I was wrong last month when I wrote that, when finally making a strategic policy choice on troop withdrawals, President Trump would not prefer a legacy in the Middle East as the President who vacated leadership in that region to Russia, Iran, and ISIS. Only days after I wrote he made what I consider to be the worst decision of his presidency when he gave the order to abandon Kurdish allies by withdrawing all remaining troops in Syria, supposedly in fulfillment of a campaign promise to withdraw from “endless wars” in the Middle East. This “come home America” call sent all the wrong messages to friend and foe alike in terms of what can be expected from U. S. foreign policy and related commitments and the criticism came fast and heavy, including a Congressional resolution condemning the decision that was adopted by a vote of 354-60! Of course, as usual, days later came the tempering of the decision by adjusting the troop withdrawal to accommodate an escape route for Kurdish troops.
But the damage had been done, and what we’re learning about Trump is that, contrary to our previous assessments, he is deeply ideological about foreign and military policy. And this is reflected in his commitment to the Rand Paul/Tucker Carlson/”come home America”/isolationist wing of the Republican Party and its demands for withdrawal from conflict overseas and any semblance of “policing”. The volatility of this decision process and its impetuous delivery, of course, are vintage Trump, but this leadership style has particularly negative consequences in the world’s diplomatic circles and leaves the impression that all is not well in the West Wing. Further, as the Wall Street Journal has noted in an editorial, it is not unreasonable to conclude that Mr. Trump’s foreign policy can be distilled into two tactics–sanctions and tariffs–as substitutes for diplomacy. This does not bode well, realistically or politically, and the President needs to take stock of this vulnerability going into the 2020 election season.

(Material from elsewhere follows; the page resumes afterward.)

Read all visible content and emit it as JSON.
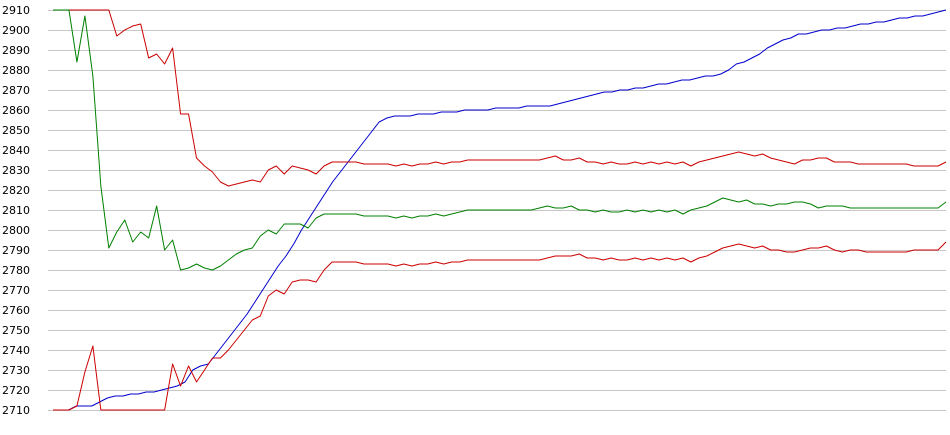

But leave it to Trump to have a comeback, and that he did by ordering a successful raid resulting in the killing of the leader of ISIS and the world’s most notorious terrorist, Abu Bakr al-Baghdadi, a major victory in the war on terror. This doesn’t end the war with ISIS, but it did serve notice that, despite the obvious volatility in the West Wing, the White House is occupied by a leader who will make tough decisions and will not hesitate to extend American military power. A very timely event and major victory for Trump and the country, but, of course, don’t expect his political opponents to acknowledge it in any form or fashion. In fact, on a day conspicuous in its impact on our war with radical Islam, the American left and their fellow travelers still found it impossible to see anything positive in the successful raid. In their total derangement they can find nothing, however positive for the country, that will warrant commendation of this President. The rule seems to be if it benefits Trump it’s bad, if it hurts him, it’s good. I’ve avoided this conclusion for three years until now, but I am now drawn to the obvious—the left and their media colleagues hate Trump more than they love the country.

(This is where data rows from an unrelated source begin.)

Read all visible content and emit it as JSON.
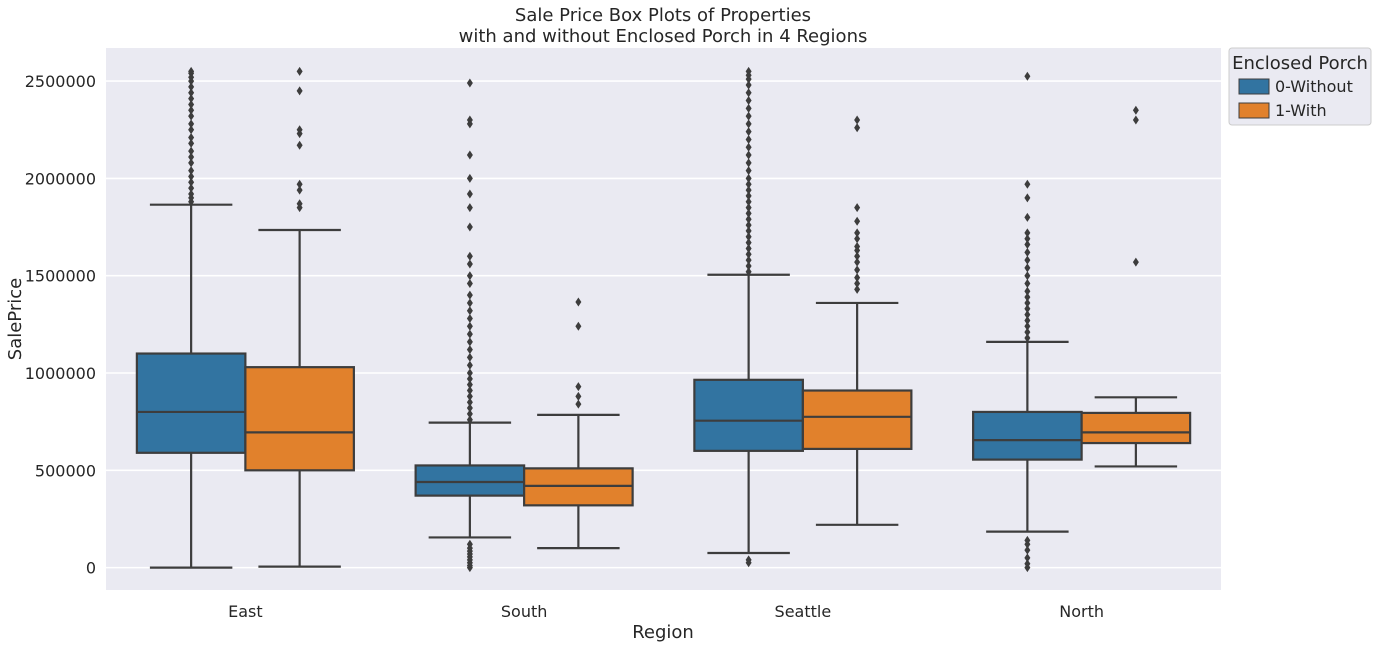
{
  "chart_data": {
    "type": "box",
    "title": [
      "Sale Price Box Plots of Properties",
      "with and without Enclosed Porch in 4 Regions"
    ],
    "xlabel": "Region",
    "ylabel": "SalePrice",
    "categories": [
      "East",
      "South",
      "Seattle",
      "North"
    ],
    "ylim": [
      -115000,
      2670000
    ],
    "yticks": [
      0,
      500000,
      1000000,
      1500000,
      2000000,
      2500000
    ],
    "ytick_labels": [
      "0",
      "500000",
      "1000000",
      "1500000",
      "2000000",
      "2500000"
    ],
    "grid": true,
    "legend": {
      "title": "Enclosed Porch",
      "position": "outside-top-right"
    },
    "series": [
      {
        "name": "0-Without",
        "color": "#3274a1",
        "boxes": [
          {
            "category": "East",
            "whislo": 0,
            "q1": 590000,
            "med": 800000,
            "q3": 1100000,
            "whishi": 1865000,
            "fliers": [
              1880000,
              1900000,
              1920000,
              1950000,
              1980000,
              2010000,
              2040000,
              2080000,
              2110000,
              2140000,
              2180000,
              2210000,
              2250000,
              2280000,
              2320000,
              2350000,
              2380000,
              2410000,
              2440000,
              2470000,
              2500000,
              2520000,
              2540000,
              2550000
            ]
          },
          {
            "category": "South",
            "whislo": 155000,
            "q1": 370000,
            "med": 440000,
            "q3": 525000,
            "whishi": 745000,
            "fliers": [
              0,
              10000,
              25000,
              40000,
              55000,
              70000,
              85000,
              100000,
              120000,
              760000,
              790000,
              820000,
              850000,
              880000,
              910000,
              940000,
              970000,
              1000000,
              1040000,
              1080000,
              1120000,
              1160000,
              1200000,
              1240000,
              1280000,
              1320000,
              1360000,
              1400000,
              1460000,
              1500000,
              1560000,
              1600000,
              1750000,
              1850000,
              1920000,
              2000000,
              2120000,
              2280000,
              2300000,
              2490000
            ]
          },
          {
            "category": "Seattle",
            "whislo": 75000,
            "q1": 600000,
            "med": 755000,
            "q3": 965000,
            "whishi": 1505000,
            "fliers": [
              25000,
              40000,
              1520000,
              1550000,
              1580000,
              1610000,
              1640000,
              1670000,
              1700000,
              1730000,
              1760000,
              1790000,
              1820000,
              1850000,
              1880000,
              1910000,
              1940000,
              1970000,
              2000000,
              2040000,
              2080000,
              2120000,
              2160000,
              2200000,
              2240000,
              2280000,
              2320000,
              2360000,
              2400000,
              2440000,
              2480000,
              2510000,
              2530000,
              2550000
            ]
          },
          {
            "category": "North",
            "whislo": 185000,
            "q1": 555000,
            "med": 655000,
            "q3": 800000,
            "whishi": 1160000,
            "fliers": [
              0,
              20000,
              50000,
              90000,
              120000,
              140000,
              1180000,
              1210000,
              1240000,
              1270000,
              1300000,
              1330000,
              1360000,
              1390000,
              1420000,
              1460000,
              1500000,
              1540000,
              1580000,
              1620000,
              1660000,
              1690000,
              1720000,
              1800000,
              1900000,
              1970000,
              2525000
            ]
          }
        ]
      },
      {
        "name": "1-With",
        "color": "#e1812c",
        "boxes": [
          {
            "category": "East",
            "whislo": 5000,
            "q1": 500000,
            "med": 695000,
            "q3": 1030000,
            "whishi": 1735000,
            "fliers": [
              1850000,
              1870000,
              1940000,
              1970000,
              2170000,
              2230000,
              2250000,
              2450000,
              2550000
            ]
          },
          {
            "category": "South",
            "whislo": 100000,
            "q1": 320000,
            "med": 420000,
            "q3": 510000,
            "whishi": 785000,
            "fliers": [
              840000,
              880000,
              930000,
              1240000,
              1365000
            ]
          },
          {
            "category": "Seattle",
            "whislo": 220000,
            "q1": 610000,
            "med": 775000,
            "q3": 910000,
            "whishi": 1360000,
            "fliers": [
              1430000,
              1460000,
              1490000,
              1530000,
              1570000,
              1600000,
              1630000,
              1650000,
              1690000,
              1720000,
              1780000,
              1850000,
              2260000,
              2300000
            ]
          },
          {
            "category": "North",
            "whislo": 520000,
            "q1": 640000,
            "med": 695000,
            "q3": 795000,
            "whishi": 875000,
            "fliers": [
              1570000,
              2300000,
              2350000
            ]
          }
        ]
      }
    ]
  },
  "style": {
    "background": "#ffffff",
    "plot_background": "#eaeaf2",
    "grid_color": "#ffffff",
    "line_color": "#3d3d3d",
    "text_color": "#262626"
  }
}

The Baghdadi raid should have reminded us that the U. S. remains as the indispensable country–no other country has the reach or capabilities to lead such an attack. So to think that America has an option to vacate the Middle East is a pipe dream; we cannot avoid the fact that this region as well as certain others around the world still matter a great deal to U. S. interests and will for the forseeable future. The problem is with the volatility of policy, which is confusing to friends and foes alike and, unfortunately, might just be business as usual with this President.